Merge overlays
Merge Snapchat overlays (captions & stickers) back on
In your export, the caption and stickers are a separate transparent PNG sitting next to the photo — so the memory looks blank. SnapMemoriescomposites them back together so each memory looks the way it did on Snapchat.
Why overlays come out separate
Snapchat saves the underlying photo or video and its overlay as two files — typically media.jpg and a matching media-overlay.png. The export bundles both but never flattens them, so the text, drawings and stickers you added are stranded in a transparent image instead of being part of the picture.
How SnapMemories merges them
SnapMemories pairs each memory with its overlay and composites the two into a single image — captions, time stamps, stickers and drawings baked in, positioned exactly as they were. On the desktop app it does the same for videos, compositing the overlay across the whole clip and re-encoding it. It's an optional step, so you choose whether to burn overlays in.

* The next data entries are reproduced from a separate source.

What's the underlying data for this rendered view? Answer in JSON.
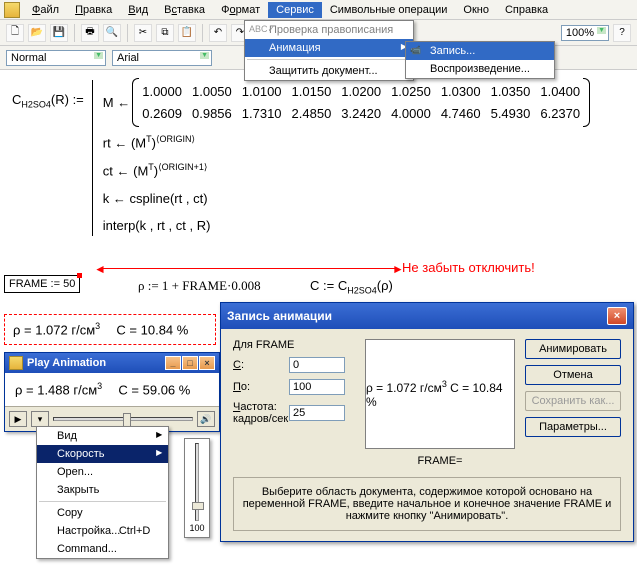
{
  "menubar": {
    "items": [
      "Файл",
      "Правка",
      "Вид",
      "Вставка",
      "Формат",
      "Сервис",
      "Символьные операции",
      "Окно",
      "Справка"
    ],
    "active_index": 5
  },
  "toolbar": {
    "zoom": "100%"
  },
  "fmtbar": {
    "style": "Normal",
    "font": "Arial"
  },
  "service_menu": {
    "items": [
      {
        "label": "Проверка правописания",
        "enabled": false,
        "abc": true
      },
      {
        "label": "Анимация",
        "enabled": true,
        "hl": true,
        "arrow": true
      },
      {
        "label": "Защитить документ...",
        "enabled": true
      }
    ]
  },
  "anim_submenu": {
    "items": [
      {
        "label": "Запись...",
        "hl": true,
        "cam": true
      },
      {
        "label": "Воспроизведение..."
      }
    ]
  },
  "doc": {
    "func_name": "C",
    "func_sub": "H2SO4",
    "func_arg": "(R) :=",
    "m_lhs": "M ←",
    "matrix": [
      [
        "1.0000",
        "1.0050",
        "1.0100",
        "1.0150",
        "1.0200",
        "1.0250",
        "1.0300",
        "1.0350",
        "1.0400"
      ],
      [
        "0.2609",
        "0.9856",
        "1.7310",
        "2.4850",
        "3.2420",
        "4.0000",
        "4.7460",
        "5.4930",
        "6.2370"
      ]
    ],
    "rt": "rt ← (M",
    "rt_sup": "T",
    "rt_tail": ")",
    "rt_idx": "⟨ORIGIN⟩",
    "ct": "ct ← (M",
    "ct_sup": "T",
    "ct_tail": ")",
    "ct_idx": "⟨ORIGIN+1⟩",
    "k": "k ← cspline(rt , ct)",
    "interp": "interp(k , rt , ct , R)",
    "frame": "FRAME := 50",
    "rho_def": "ρ := 1 + FRAME·0.008",
    "c_def_l": "C := C",
    "c_def_sub": "H2SO4",
    "c_def_r": "(ρ)",
    "result_rho": "ρ = 1.072 г/см",
    "result_rho_sup": "3",
    "result_c": "C = 10.84 %",
    "note": "Не забыть отключить!"
  },
  "play": {
    "title": "Play Animation",
    "rho": "ρ = 1.488 г/см",
    "rho_sup": "3",
    "c": "C = 59.06 %"
  },
  "ctx": {
    "items": [
      {
        "label": "Вид",
        "arrow": true
      },
      {
        "label": "Скорость",
        "arrow": true,
        "hl": true
      },
      {
        "label": "Open..."
      },
      {
        "label": "Закрыть"
      },
      {
        "sep": true
      },
      {
        "label": "Copy"
      },
      {
        "label": "Настройка...",
        "sc": "Ctrl+D"
      },
      {
        "label": "Command..."
      }
    ],
    "speed_val": "100"
  },
  "dlg": {
    "title": "Запись анимации",
    "group": "Для FRAME",
    "from_lbl": "С:",
    "from": "0",
    "to_lbl": "По:",
    "to": "100",
    "fps_lbl": "Частота: кадров/сек",
    "fps": "25",
    "preview_rho": "ρ = 1.072 г/см",
    "preview_rho_sup": "3",
    "preview_c": " C = 10.84 %",
    "fcaption": "FRAME=",
    "buttons": {
      "anim": "Анимировать",
      "cancel": "Отмена",
      "save": "Сохранить как...",
      "opts": "Параметры..."
    },
    "hint": "Выберите область документа, содержимое которой основано на переменной FRAME, введите начальное и конечное значение FRAME и нажмите кнопку \"Анимировать\"."
  }
}
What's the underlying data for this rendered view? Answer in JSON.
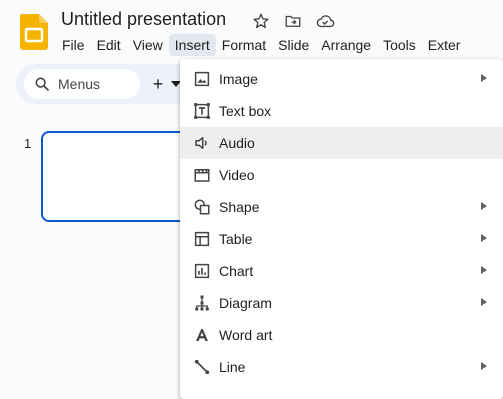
{
  "app": {
    "title": "Untitled presentation",
    "logo_icon": "google-slides-logo",
    "brand_color": "#f4b400"
  },
  "title_icons": [
    "star-icon",
    "move-to-folder-icon",
    "cloud-saved-icon"
  ],
  "menubar": [
    {
      "label": "File"
    },
    {
      "label": "Edit"
    },
    {
      "label": "View"
    },
    {
      "label": "Insert",
      "active": true
    },
    {
      "label": "Format"
    },
    {
      "label": "Slide"
    },
    {
      "label": "Arrange"
    },
    {
      "label": "Tools"
    },
    {
      "label": "Exter"
    }
  ],
  "toolbar": {
    "search_label": "Menus",
    "new_slide_label": "+"
  },
  "filmstrip": {
    "slide_number": "1"
  },
  "insert_menu": {
    "items": [
      {
        "label": "Image",
        "icon": "image-icon",
        "submenu": true
      },
      {
        "label": "Text box",
        "icon": "text-box-icon",
        "submenu": false
      },
      {
        "label": "Audio",
        "icon": "audio-icon",
        "submenu": false,
        "hovered": true
      },
      {
        "label": "Video",
        "icon": "video-icon",
        "submenu": false
      },
      {
        "label": "Shape",
        "icon": "shape-icon",
        "submenu": true
      },
      {
        "label": "Table",
        "icon": "table-icon",
        "submenu": true
      },
      {
        "label": "Chart",
        "icon": "chart-icon",
        "submenu": true
      },
      {
        "label": "Diagram",
        "icon": "diagram-icon",
        "submenu": true
      },
      {
        "label": "Word art",
        "icon": "word-art-icon",
        "submenu": false
      },
      {
        "label": "Line",
        "icon": "line-icon",
        "submenu": true
      }
    ]
  },
  "colors": {
    "selection_blue": "#0b57d0",
    "active_menu_bg": "#e2e7f0",
    "hover_bg": "#edeef0"
  }
}
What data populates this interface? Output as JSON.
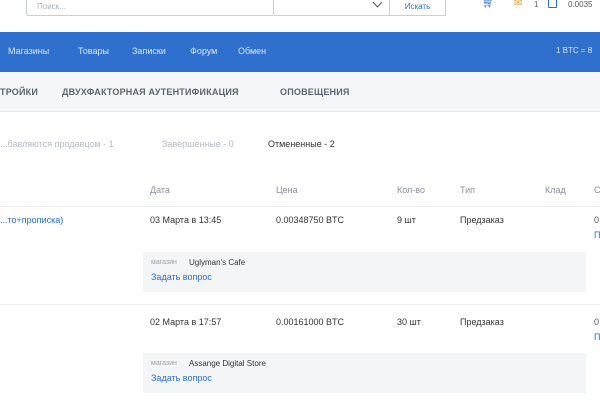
{
  "search": {
    "placeholder": "Поиск...",
    "button": "Искать"
  },
  "header": {
    "mail_count": "1",
    "balance": "0.0035",
    "rate": "1 BTC = 8"
  },
  "nav": [
    "Магазины",
    "Товары",
    "Записки",
    "Форум",
    "Обмен"
  ],
  "tabs": [
    "ТРОЙКИ",
    "ДВУХФАКТОРНАЯ АУТЕНТИФИКАЦИЯ",
    "ОПОВЕЩЕНИЯ"
  ],
  "filters": [
    "...бавляются продавцом - 1",
    "Завершенные - 0",
    "Отмененные - 2"
  ],
  "table": {
    "headers": [
      "Дата",
      "Цена",
      "Кол-во",
      "Тип",
      "Клад",
      "С"
    ],
    "shop_label": "магазин",
    "ask_label": "Задать вопрос",
    "rows": [
      {
        "product": "...то+прописка)",
        "date": "03 Марта в 13:45",
        "price": "0.00348750 BTC",
        "qty": "9 шт",
        "type": "Предзаказ",
        "edge_top": "0",
        "edge_bottom": "П",
        "shop": "Uglyman's Cafe"
      },
      {
        "product": "",
        "date": "02 Марта в 17:57",
        "price": "0.00161000 BTC",
        "qty": "30 шт",
        "type": "Предзаказ",
        "edge_top": "0",
        "edge_bottom": "П",
        "shop": "Assange Digital Store"
      }
    ]
  }
}
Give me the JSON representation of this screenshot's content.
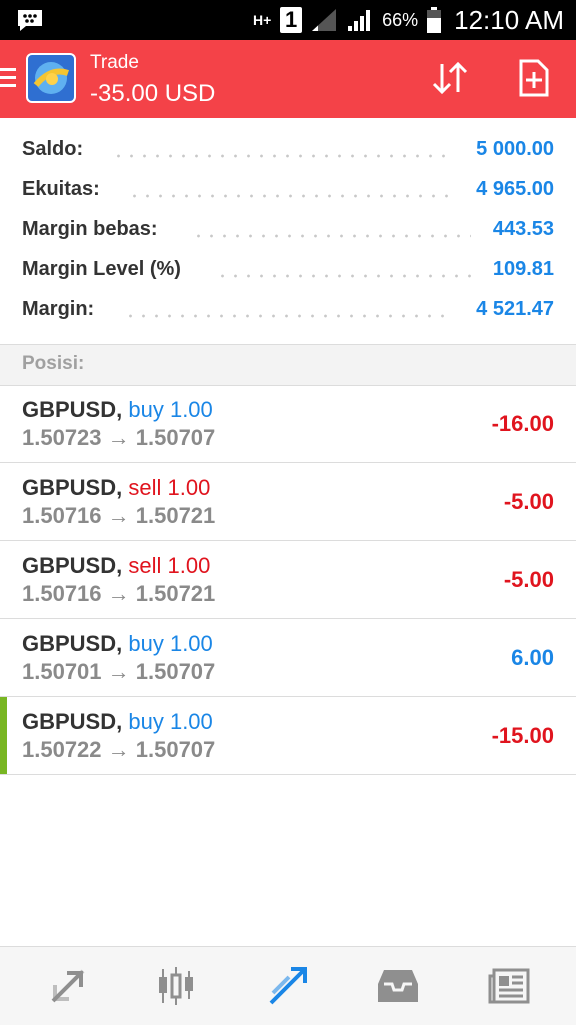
{
  "status_bar": {
    "network": "H+",
    "sim_slot": "1",
    "battery": "66%",
    "time": "12:10 AM",
    "icons": [
      "bbm-message-icon",
      "signal-1-icon",
      "signal-2-icon",
      "battery-icon"
    ]
  },
  "app_bar": {
    "title": "Trade",
    "subtitle": "-35.00 USD",
    "color": "#f44248",
    "icons": [
      "menu-icon",
      "metatrader-logo",
      "sort-icon",
      "new-order-icon"
    ]
  },
  "summary": [
    {
      "label": "Saldo:",
      "value": "5 000.00"
    },
    {
      "label": "Ekuitas:",
      "value": "4 965.00"
    },
    {
      "label": "Margin bebas:",
      "value": "443.53"
    },
    {
      "label": "Margin Level (%)",
      "value": "109.81"
    },
    {
      "label": "Margin:",
      "value": "4 521.47"
    }
  ],
  "section_title": "Posisi:",
  "positions": [
    {
      "symbol": "GBPUSD",
      "sep": ",",
      "type": "buy 1.00",
      "prices": "1.50723 → 1.50707",
      "profit": "-16.00"
    },
    {
      "symbol": "GBPUSD",
      "sep": ",",
      "type": "sell 1.00",
      "prices": "1.50716 → 1.50721",
      "profit": "-5.00"
    },
    {
      "symbol": "GBPUSD",
      "sep": ",",
      "type": "sell 1.00",
      "prices": "1.50716 → 1.50721",
      "profit": "-5.00"
    },
    {
      "symbol": "GBPUSD",
      "sep": ",",
      "type": "buy 1.00",
      "prices": "1.50701 → 1.50707",
      "profit": "6.00"
    },
    {
      "symbol": "GBPUSD",
      "sep": ",",
      "type": "buy 1.00",
      "prices": "1.50722 → 1.50707",
      "profit": "-15.00"
    }
  ],
  "bottom_nav": {
    "items": [
      "quotes-icon",
      "chart-icon",
      "trade-icon",
      "history-icon",
      "news-icon"
    ],
    "active": "trade-icon",
    "active_color": "#1a86e6",
    "inactive_color": "#8f8f8f"
  },
  "colors": {
    "accent": "#1a86e6",
    "loss": "#e0141e",
    "marker": "#78b623"
  }
}
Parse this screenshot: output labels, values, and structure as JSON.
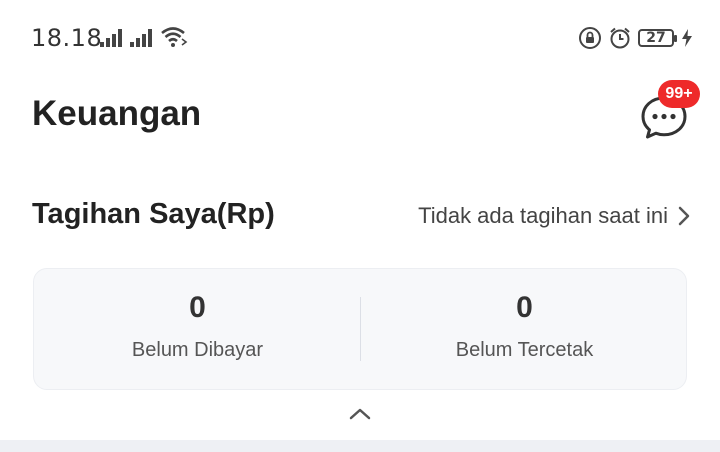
{
  "status_bar": {
    "time": "18.18",
    "battery_level": "27"
  },
  "header": {
    "title": "Keuangan",
    "chat_badge": "99+"
  },
  "bills": {
    "title": "Tagihan Saya(Rp)",
    "status_text": "Tidak ada tagihan saat ini",
    "stats": [
      {
        "value": "0",
        "label": "Belum Dibayar"
      },
      {
        "value": "0",
        "label": "Belum Tercetak"
      }
    ]
  },
  "colors": {
    "badge": "#ee2a2a",
    "card_bg": "#f7f8fa"
  },
  "icons": [
    "signal-icon",
    "wifi-icon",
    "lock-rotation-icon",
    "alarm-icon",
    "battery-icon",
    "charging-icon",
    "chat-icon",
    "chevron-right-icon",
    "chevron-up-icon"
  ]
}
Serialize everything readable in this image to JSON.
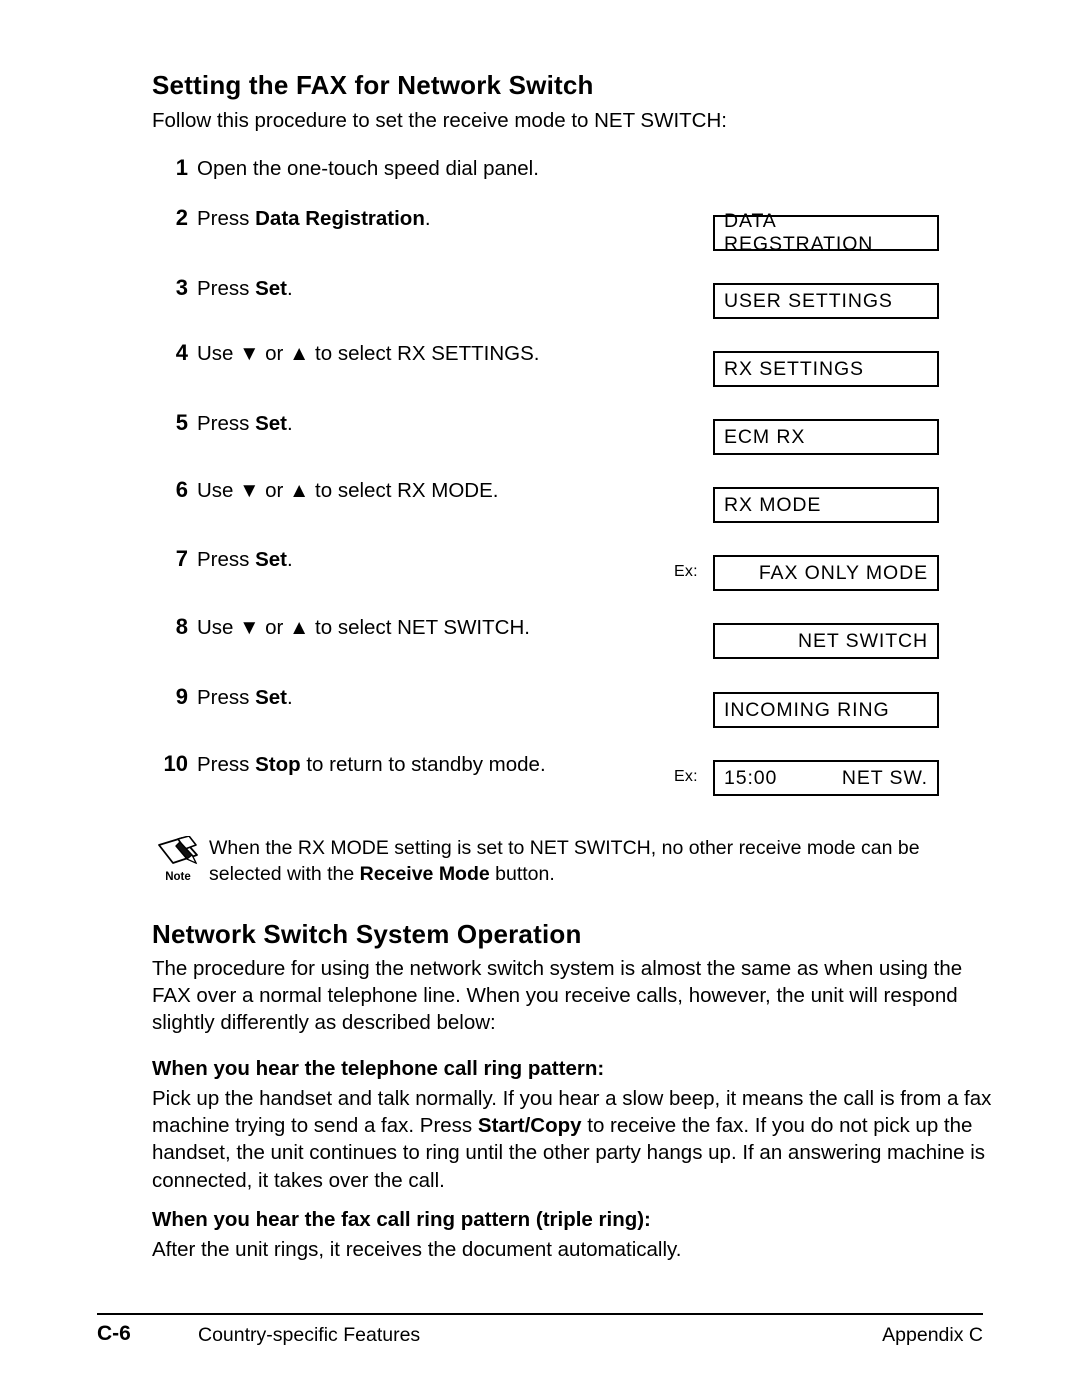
{
  "page": {
    "heading_main": "Setting the FAX for Network Switch",
    "intro": "Follow this procedure to set the receive mode to NET SWITCH:",
    "heading_operation": "Network Switch System Operation"
  },
  "steps": [
    {
      "num": "1",
      "pre": "Open the one-touch speed dial panel.",
      "bold": "",
      "post": ""
    },
    {
      "num": "2",
      "pre": "Press ",
      "bold": "Data Registration",
      "post": "."
    },
    {
      "num": "3",
      "pre": "Press ",
      "bold": "Set",
      "post": "."
    },
    {
      "num": "4",
      "pre": "Use ▼ or ▲ to select RX SETTINGS.",
      "bold": "",
      "post": ""
    },
    {
      "num": "5",
      "pre": "Press ",
      "bold": "Set",
      "post": "."
    },
    {
      "num": "6",
      "pre": "Use ▼ or ▲ to select RX MODE.",
      "bold": "",
      "post": ""
    },
    {
      "num": "7",
      "pre": "Press ",
      "bold": "Set",
      "post": "."
    },
    {
      "num": "8",
      "pre": "Use ▼ or ▲ to select NET SWITCH.",
      "bold": "",
      "post": ""
    },
    {
      "num": "9",
      "pre": "Press ",
      "bold": "Set",
      "post": "."
    },
    {
      "num": "10",
      "pre": "Press ",
      "bold": "Stop",
      "post": " to return to standby mode."
    }
  ],
  "lcd_displays": [
    {
      "text": "DATA REGSTRATION",
      "align": "left",
      "ex": ""
    },
    {
      "text": "USER SETTINGS",
      "align": "left",
      "ex": ""
    },
    {
      "text": "RX SETTINGS",
      "align": "left",
      "ex": ""
    },
    {
      "text": "ECM RX",
      "align": "left",
      "ex": ""
    },
    {
      "text": "RX MODE",
      "align": "left",
      "ex": ""
    },
    {
      "text": "FAX ONLY MODE",
      "align": "right",
      "ex": "Ex:"
    },
    {
      "text": "NET SWITCH",
      "align": "right",
      "ex": ""
    },
    {
      "text": "INCOMING RING",
      "align": "left",
      "ex": ""
    },
    {
      "left": "15:00",
      "right": "NET SW.",
      "align": "split",
      "ex": "Ex:"
    }
  ],
  "note": {
    "icon_label": "Note",
    "text_pre": "When the RX MODE setting is set to NET SWITCH, no other receive mode can be selected with the ",
    "text_bold": "Receive Mode",
    "text_post": " button."
  },
  "content": {
    "intro_paragraph": "The procedure for using the network switch system is almost the same as when using the FAX over a normal telephone line. When you receive calls, however, the unit will respond slightly differently as described below:",
    "subhead_telephone": "When you hear the telephone call ring pattern:",
    "para_telephone_pre": "Pick up the handset and talk normally. If you hear a slow beep, it means the call is from a fax machine trying to send a fax. Press ",
    "para_telephone_bold": "Start/Copy",
    "para_telephone_post": " to receive the fax. If you do not pick up the handset, the unit continues to ring until the other party hangs up. If an answering machine is connected, it takes over the call.",
    "subhead_fax": "When you hear the fax call ring pattern (triple ring):",
    "para_fax": "After the unit rings, it receives the document automatically."
  },
  "footer": {
    "page_number": "C-6",
    "section": "Country-specific Features",
    "appendix": "Appendix C"
  }
}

Overlays are merged alongside your capture dates and GPS location. See how it works.
Frequently asked questions
- Why is my Snapchat caption a separate file?
- Snapchat stores the photo or video and its caption/stickers as two files — for example media.jpg and media-overlay.png. The export keeps them apart, so without merging you get a blank photo plus a transparent overlay you can't easily use.
- Does SnapMemories merge overlays onto videos too?
- Yes — the desktop app composites the overlay onto each video frame and re-encodes it. The online version merges overlays onto photos; video compositing runs in the Mac/Windows app.
- Can I keep the originals without the overlay?
- The corrected file has the caption baked in, the way it looked on Snapchat. If you need the clean original, you still have it in your export.